The military wing of the Hamas Palestinian Resistance Group said in a statement faxed to AFP that the attack was in revenge for the killing by the army two weeks ago of one of their members, Hossam Hamdan.

Meanwhile, Information minister Yasser Abed Rabbo will head the Palestinian delegation due to discuss reforms with representatives from the leading Middle East diplomatic players this week in Paris, a Palestinian official said Tuesday.

Labor minister Ghassan Khatib said the delegation would include nine officials, including himself, newly appointed finance minister Salam Fayad, economy minister Maher al-Masri, as well as representatives of the private sector and NGOs.

Mid-level officials from the so-called quartet - the United States, the United Nations, the European Union and Russia - plus Japan, Norway, the International Monetary Fund (IMF) and the World Bank are to meet in the French capital on August 22 and 23.

Khatib told AFP the delegation would brief the donor countries on the status of the reforms pledged by Palestinian President Yasser Arafat in May and would “discuss what funds and measures are needed to overcome the difficulties facing the Palestinian Authority”.

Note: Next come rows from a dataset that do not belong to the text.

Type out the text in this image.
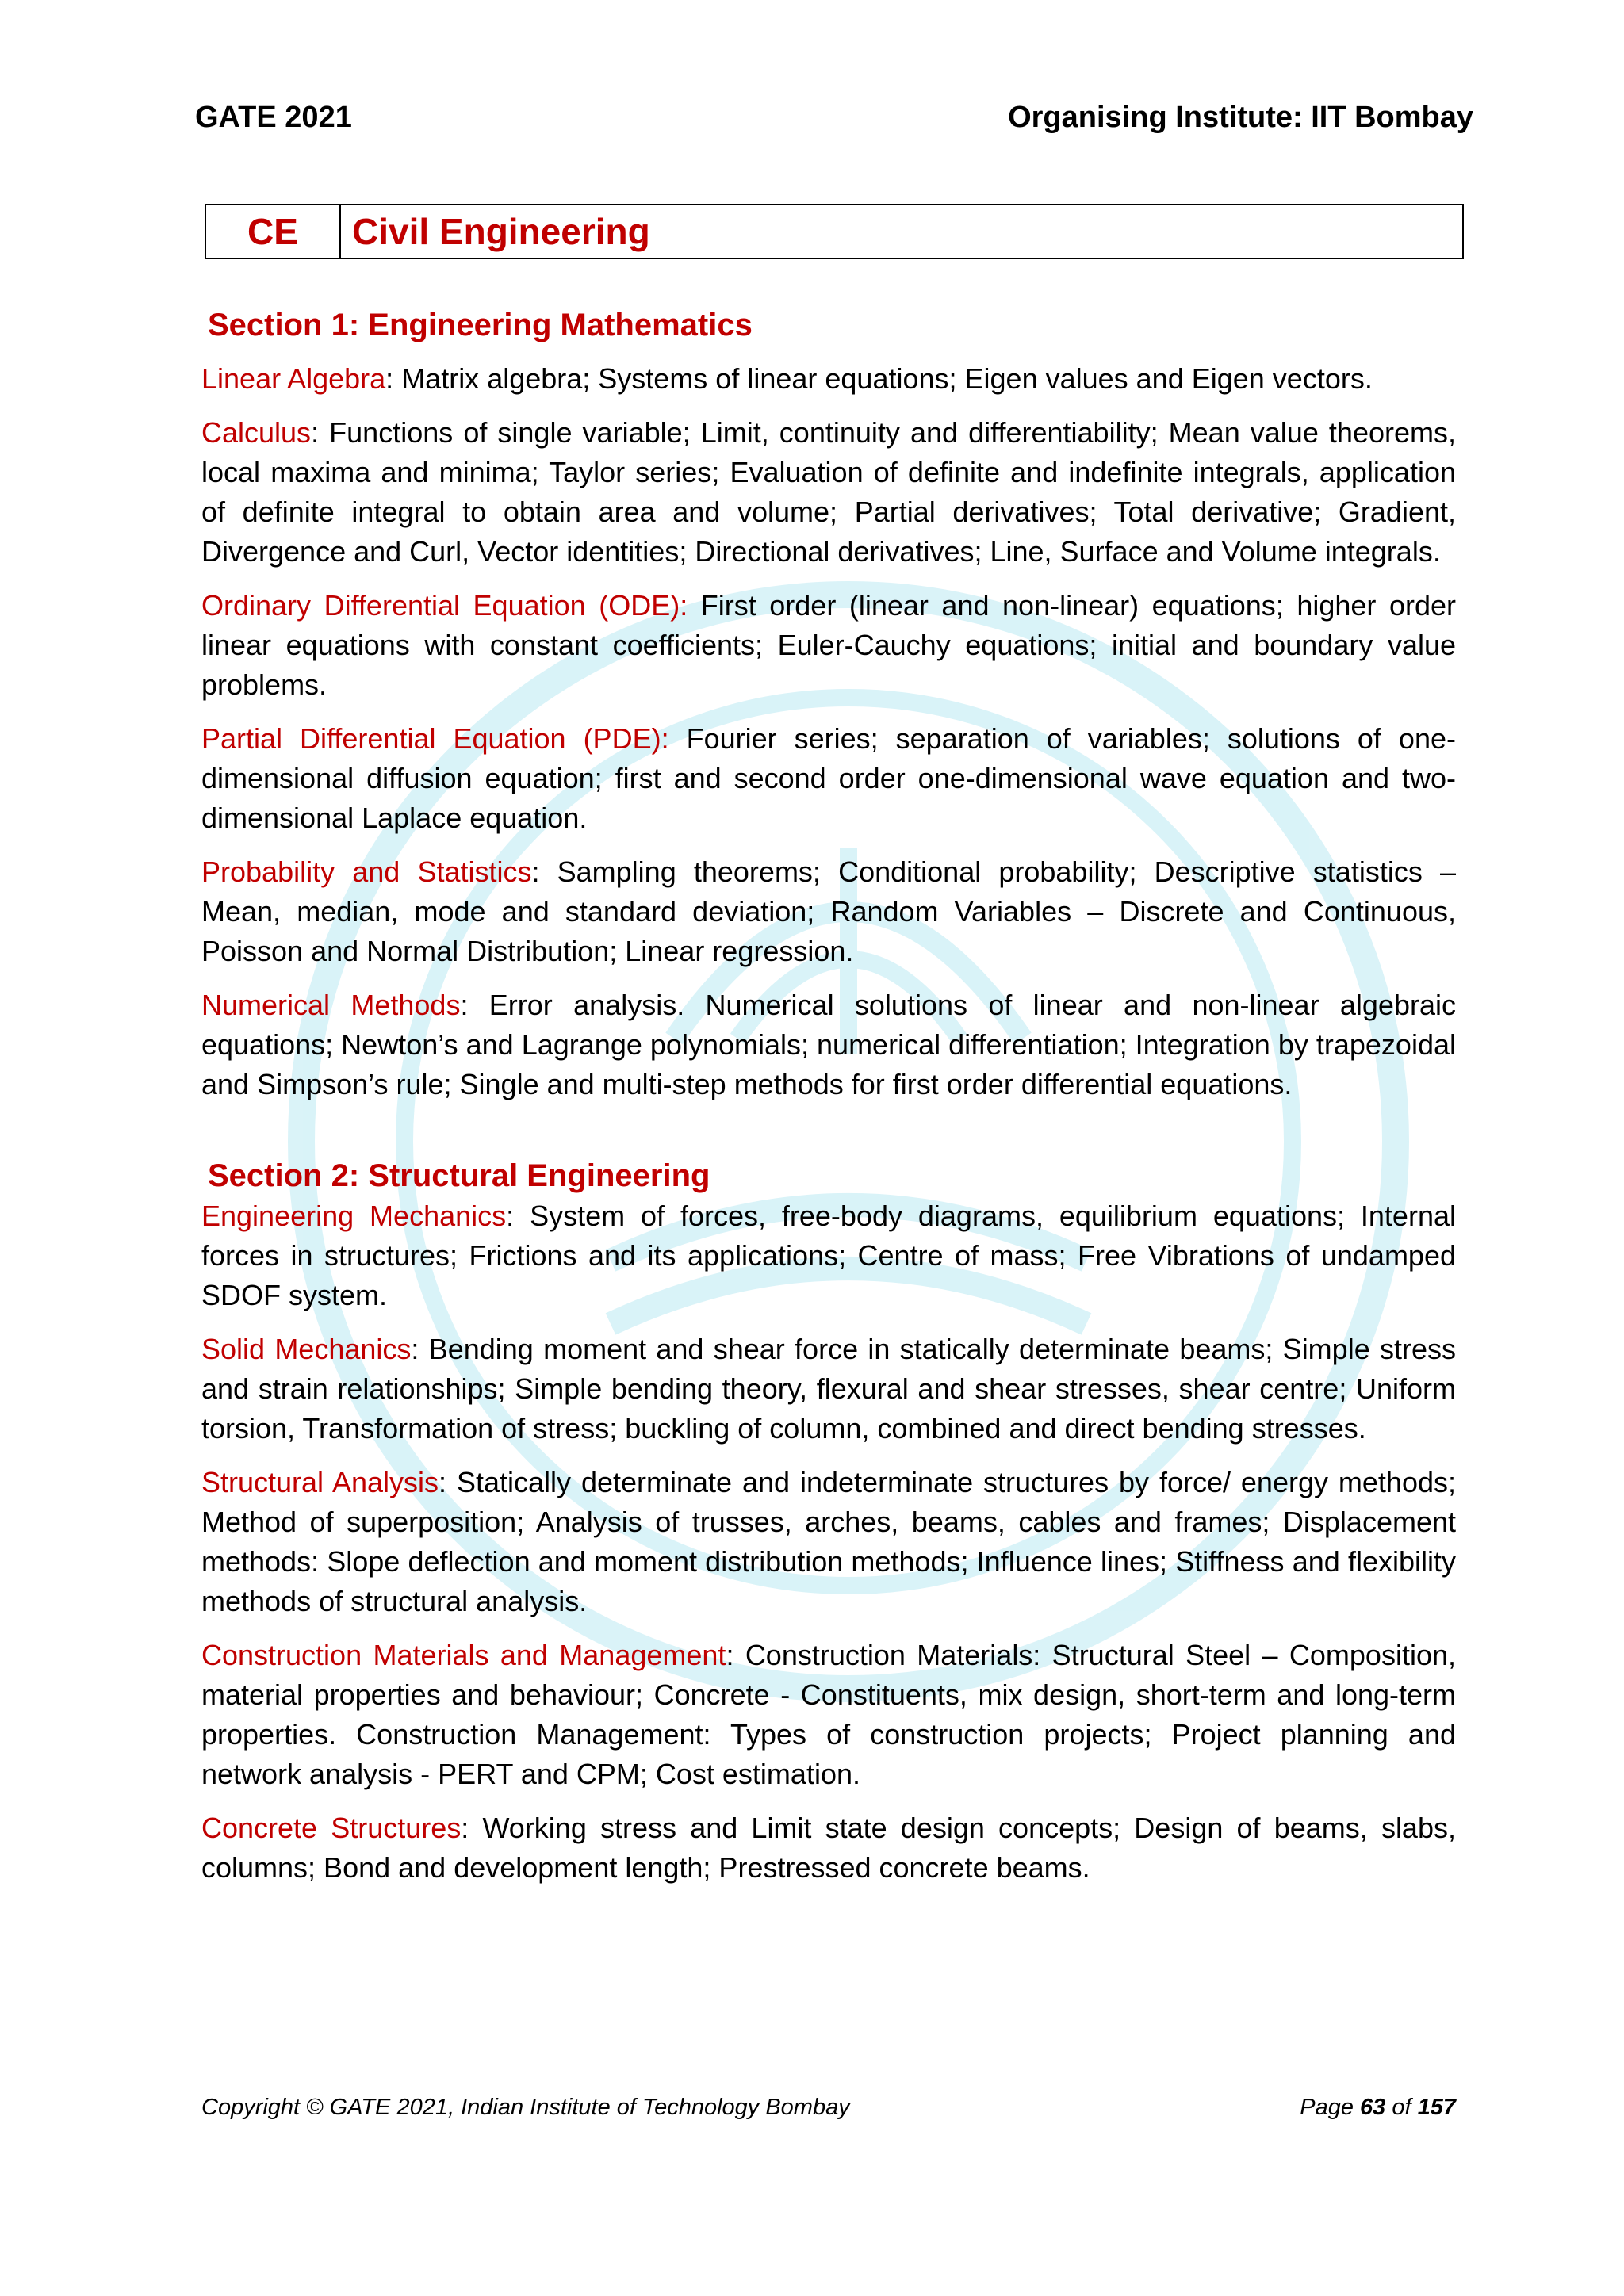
GATE 2021	Organising Institute: IIT Bombay
CE	Civil Engineering
Section 1: Engineering Mathematics

Linear Algebra: Matrix algebra; Systems of linear equations; Eigen values and Eigen vectors.

Calculus: Functions of single variable; Limit, continuity and differentiability; Mean value theorems, local maxima and minima; Taylor series; Evaluation of definite and indefinite integrals, application of definite integral to obtain area and volume; Partial derivatives; Total derivative; Gradient, Divergence and Curl, Vector identities; Directional derivatives; Line, Surface and Volume integrals.

Ordinary Differential Equation (ODE): First order (linear and non-linear) equations; higher order linear equations with constant coefficients; Euler-Cauchy equations; initial and boundary value problems.

Partial Differential Equation (PDE): Fourier series; separation of variables; solutions of one-dimensional diffusion equation; first and second order one-dimensional wave equation and two-dimensional Laplace equation.

Probability and Statistics: Sampling theorems; Conditional probability; Descriptive statistics – Mean, median, mode and standard deviation; Random Variables – Discrete and Continuous, Poisson and Normal Distribution; Linear regression.

Numerical Methods: Error analysis. Numerical solutions of linear and non-linear algebraic equations; Newton’s and Lagrange polynomials; numerical differentiation; Integration by trapezoidal and Simpson’s rule; Single and multi-step methods for first order differential equations.

Section 2: Structural Engineering

Engineering Mechanics: System of forces, free-body diagrams, equilibrium equations; Internal forces in structures; Frictions and its applications; Centre of mass; Free Vibrations of undamped SDOF system.

Solid Mechanics: Bending moment and shear force in statically determinate beams; Simple stress and strain relationships; Simple bending theory, flexural and shear stresses, shear centre; Uniform torsion, Transformation of stress; buckling of column, combined and direct bending stresses.

Structural Analysis: Statically determinate and indeterminate structures by force/ energy methods; Method of superposition; Analysis of trusses, arches, beams, cables and frames; Displacement methods: Slope deflection and moment distribution methods; Influence lines; Stiffness and flexibility methods of structural analysis.

Construction Materials and Management: Construction Materials: Structural Steel – Composition, material properties and behaviour; Concrete - Constituents, mix design, short-term and long-term properties. Construction Management: Types of construction projects; Project planning and network analysis - PERT and CPM; Cost estimation.

Concrete Structures: Working stress and Limit state design concepts; Design of beams, slabs, columns; Bond and development length; Prestressed concrete beams.

Copyright © GATE 2021, Indian Institute of Technology Bombay	Page 63 of 157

The quartet, which met once before in London in June, is known as the International Task Force on Reform, and is charged with developing benchmarks and performance standards for Palestinian civil reform efforts.

In Gaza, the head of Palestinian preventive security in the Gaza Strip said Tuesday his men had arrested a man accused of betraying the slain military chiefs of Hamas and the Al-Aqsa Martyrs Brigades to Israel.

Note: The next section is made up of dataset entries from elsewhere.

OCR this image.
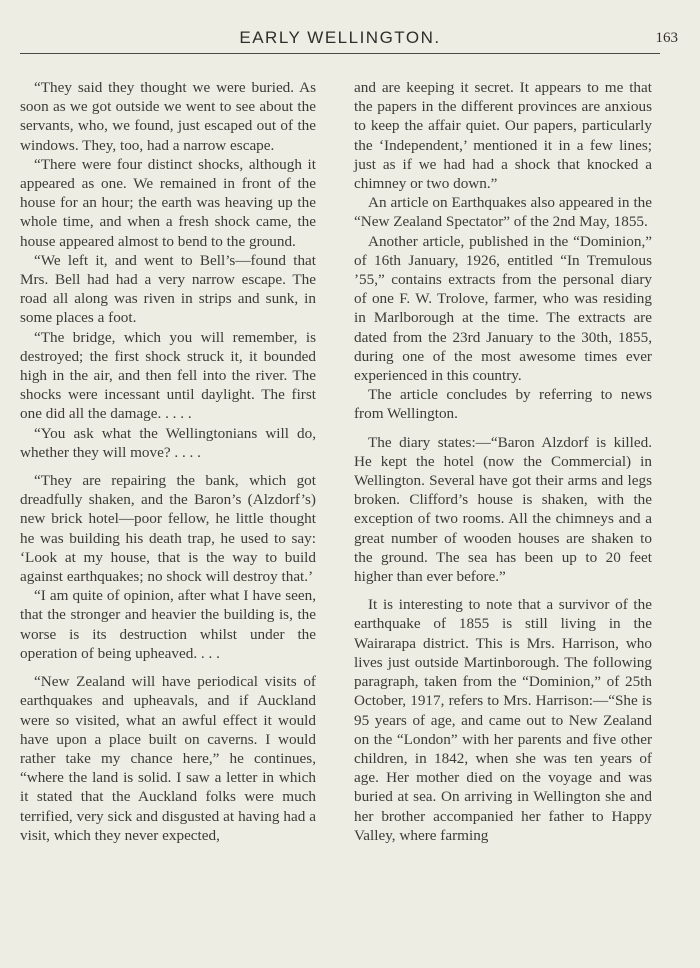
EARLY WELLINGTON.	163

“They said they thought we were buried. As soon as we got outside we went to see about the servants, who, we found, just escaped out of the windows. They, too, had a narrow escape.

“There were four distinct shocks, although it appeared as one. We remained in front of the house for an hour; the earth was heaving up the whole time, and when a fresh shock came, the house appeared almost to bend to the ground.

“We left it, and went to Bell’s—found that Mrs. Bell had had a very narrow escape. The road all along was riven in strips and sunk, in some places a foot.

“The bridge, which you will remember, is destroyed; the first shock struck it, it bounded high in the air, and then fell into the river. The shocks were incessant until daylight. The first one did all the damage. . . . .

“You ask what the Wellingtonians will do, whether they will move? . . . .

“They are repairing the bank, which got dreadfully shaken, and the Baron’s (Alzdorf’s) new brick hotel—poor fellow, he little thought he was building his death trap, he used to say: ‘Look at my house, that is the way to build against earthquakes; no shock will destroy that.’

“I am quite of opinion, after what I have seen, that the stronger and heavier the building is, the worse is its destruction whilst under the operation of being upheaved. . . .

“New Zealand will have periodical visits of earthquakes and upheavals, and if Auckland were so visited, what an awful effect it would have upon a place built on caverns. I would rather take my chance here,” he continues, “where the land is solid. I saw a letter in which it stated that the Auckland folks were much terrified, very sick and disgusted at having had a visit, which they never expected,

and are keeping it secret. It appears to me that the papers in the different provinces are anxious to keep the affair quiet. Our papers, particularly the ‘Independent,’ mentioned it in a few lines; just as if we had had a shock that knocked a chimney or two down.”

An article on Earthquakes also appeared in the “New Zealand Spectator” of the 2nd May, 1855.

Another article, published in the “Dominion,” of 16th January, 1926, entitled “In Tremulous ’55,” contains extracts from the personal diary of one F. W. Trolove, farmer, who was residing in Marlborough at the time. The extracts are dated from the 23rd January to the 30th, 1855, during one of the most awesome times ever experienced in this country.

The article concludes by referring to news from Wellington.

The diary states:—“Baron Alzdorf is killed. He kept the hotel (now the Commercial) in Wellington. Several have got their arms and legs broken. Clifford’s house is shaken, with the exception of two rooms. All the chimneys and a great number of wooden houses are shaken to the ground. The sea has been up to 20 feet higher than ever before.”

It is interesting to note that a survivor of the earthquake of 1855 is still living in the Wairarapa district. This is Mrs. Harrison, who lives just outside Martinborough. The following paragraph, taken from the “Dominion,” of 25th October, 1917, refers to Mrs. Harrison:—“She is 95 years of age, and came out to New Zealand on the “London” with her parents and five other children, in 1842, when she was ten years of age. Her mother died on the voyage and was buried at sea. On arriving in Wellington she and her brother accompanied her father to Happy Valley, where farming
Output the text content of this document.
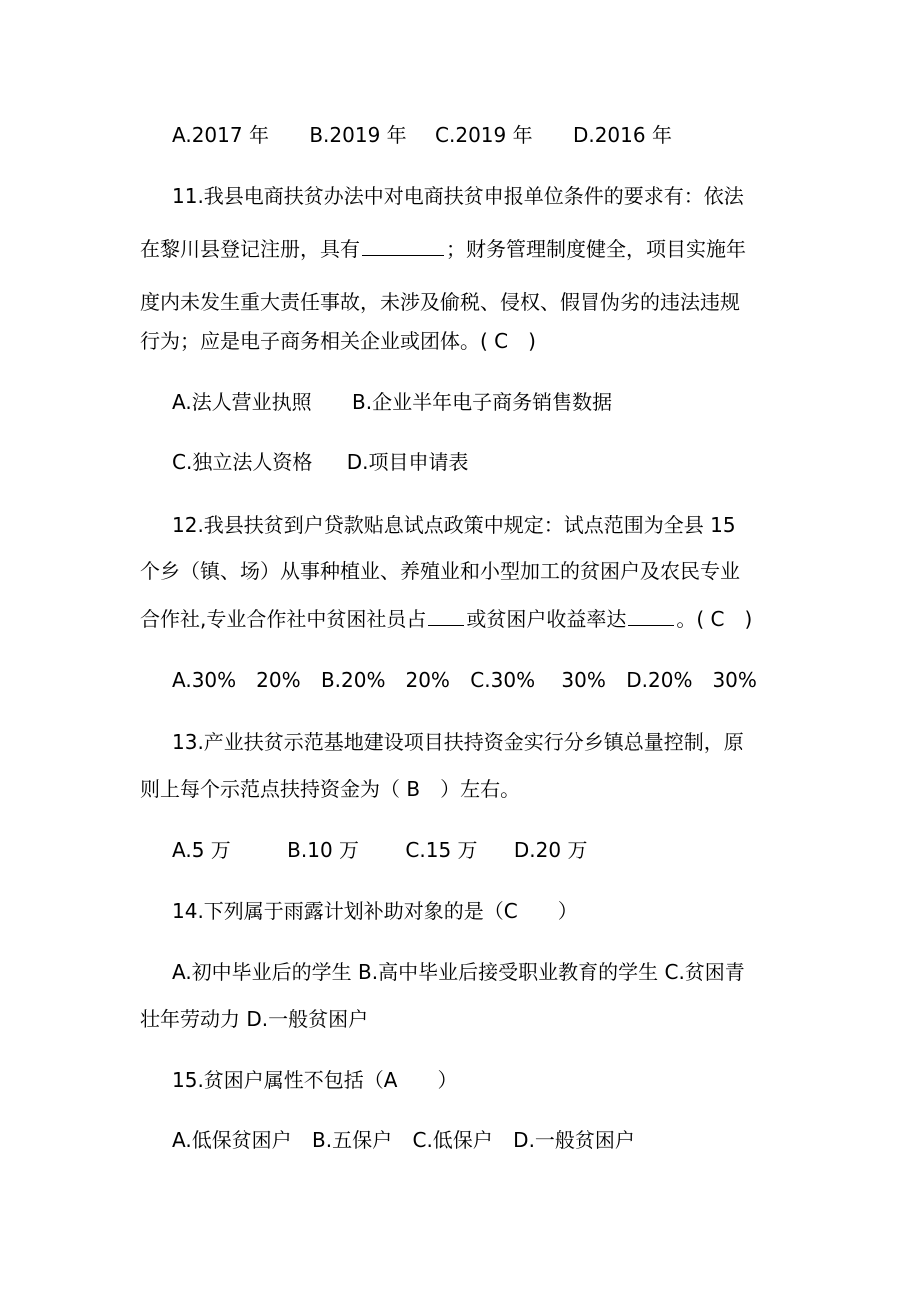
A.2017 年 B.2019 年 C.2019 年 D.2016 年
11.我县电商扶贫办法中对电商扶贫申报单位条件的要求有：依法
在黎川县登记注册，具有	；财务管理制度健全，项目实施年
度内未发生重大责任事故，未涉及偷税、侵权、假冒伪劣的违法违规
行为；应是电子商务相关企业或团体。( C　)
A.法人营业执照 B.企业半年电子商务销售数据
C.独立法人资格 D.项目申请表
12.我县扶贫到户贷款贴息试点政策中规定：试点范围为全县 15
个乡（镇、场）从事种植业、养殖业和小型加工的贫困户及农民专业
合作社,专业合作社中贫困社员占 或贫困户收益率达	。( C　)
A.30%　20% B.20%　20% C.30%　 30% D.20%　30%
13.产业扶贫示范基地建设项目扶持资金实行分乡镇总量控制，原
则上每个示范点扶持资金为（ B　）左右。
A.5 万	B.10 万 C.15 万 D.20 万
14.下列属于雨露计划补助对象的是（C　　）
A.初中毕业后的学生 B.高中毕业后接受职业教育的学生 C.贫困青
壮年劳动力 D.一般贫困户
15.贫困户属性不包括（A　　）
A.低保贫困户 B.五保户 C.低保户 D.一般贫困户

Colonel Rashid Abu Shpak said his forces arrested two weeks ago the “collaborator” who had guided Israeli forces to kill Salah Shehada, the head of Hamas' armed wing, the Ezzedin al-Qassam Brigades, and Jihad al-Omarayn, head of thel Fatah offshoot.

Shehada, who topped Israel’s most-wanted list, was killed together with 15 other people, including nine children, on July 22 when an Israeli F-16 dropped a one-ton bomb on the Gaza City neighborhood where he was hiding out.

Al-Omarayn, a colonel in the Palestinian security forces, was killed together with Wael Al-Nimra, his nephew and bodyguard, when a bomb blew apart their car in Gaza City on July 4.

Abu Shpak identified the man arrested as Akram Mohammed al-Zatma, a 22-year-old student from Rafah in the southern Gaza Strip.

He said the accused had been recruited by the Israeli internal security service Shin Beth in July 2000 and assigned to follow the two militant chiefs, whose organizations have killed hundreds of Israelis in suicide bombings and shooting rampages in Israeli cities.

Israeli Prime Minister Ariel Sharon described the killing of Shehada as one of the army’s “one of the most successful operations”.

Zatma will appear in court in the coming days, Abu Shpak said.